Leopard chimaera
- Conservation status: Least Concern (IUCN 3.1)

Scientific classification
- Kingdom: Animalia
- Phylum: Chordata
- Class: Chondrichthyes
- Subclass: Holocephali
- Order: Chimaeriformes
- Family: Chimaeridae
- Genus: Chimaera
- Species: C. panthera
- Binomial name: Chimaera panthera (Didier, 1998)

= Leopard chimaera =

- Genus: Chimaera
- Species: panthera
- Authority: (Didier, 1998)
- Conservation status: LC

Species of fish

The leopard chimaera (Chimaera panthera) is a species of fish in the family Chimaeridae endemic to New Zealand. Its natural habitat is open seas. This species is considered rare and any specimens obtained should be sent to the New Zealand National Fish Collection at the Museum of New Zealand Te Papa Tongarewa.

== Morphology and biology ==
This species is distinguished from all other members of the genus by gray coloration with chocolate brown reticulations and spots covering the body and fins, as well as additional external features such as rounded pelvic fins, first dorsal fin with distinct white margin, preopercular and oral lateral line canals sharing a common branch, and morphology of pelvic claspers in males bifid, the distal 1/3 divided, with pale colored fleshy, distal lobes.

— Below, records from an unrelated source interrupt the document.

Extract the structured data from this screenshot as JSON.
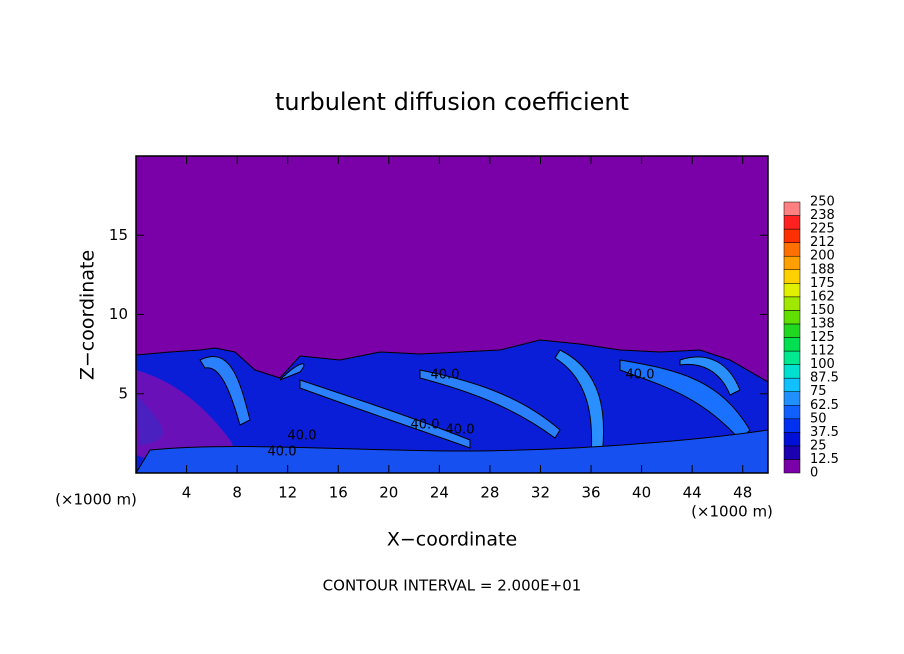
{
  "chart_data": {
    "type": "contour",
    "title": "turbulent diffusion coefficient",
    "x_label": "X−coordinate",
    "y_label": "Z−coordinate",
    "x_unit": "(×1000 m)",
    "x_unit_right": "(×1000 m)",
    "annotation": "CONTOUR INTERVAL = 2.000E+01",
    "xlim": [
      0,
      50
    ],
    "ylim": [
      0,
      20
    ],
    "xticks": [
      4,
      8,
      12,
      16,
      20,
      24,
      28,
      32,
      36,
      40,
      44,
      48
    ],
    "yticks": [
      5,
      10,
      15
    ],
    "contour_labels": [
      "40.0",
      "40.0",
      "40.0",
      "40.0",
      "40.0",
      "40.0"
    ],
    "colorbar": {
      "ticks": [
        0,
        12.5,
        25,
        37.5,
        50,
        62.5,
        75,
        87.5,
        100,
        112,
        125,
        138,
        150,
        162,
        175,
        188,
        200,
        212,
        225,
        238,
        250
      ],
      "colors": [
        "#7a00a8",
        "#1a00b0",
        "#0010d8",
        "#0030f0",
        "#1060ff",
        "#2090ff",
        "#10c0ff",
        "#00e0d0",
        "#00e890",
        "#00e050",
        "#20d820",
        "#60e000",
        "#a0e800",
        "#e0f000",
        "#ffd000",
        "#ffa000",
        "#ff7000",
        "#ff3000",
        "#ff2020",
        "#ff8080"
      ]
    }
  }
}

== Distribution and habitat ==
It is known from very few specimens from three localised areas at depths of 327 to 1,020 m. It has been found in deep waters around northern New Zealand.

== Conservation status ==
The New Zealand Department of Conservation has classified the leopard chimaera as "Not Threatened" with the qualifier "Data Poor" under the New Zealand Threat Classification System.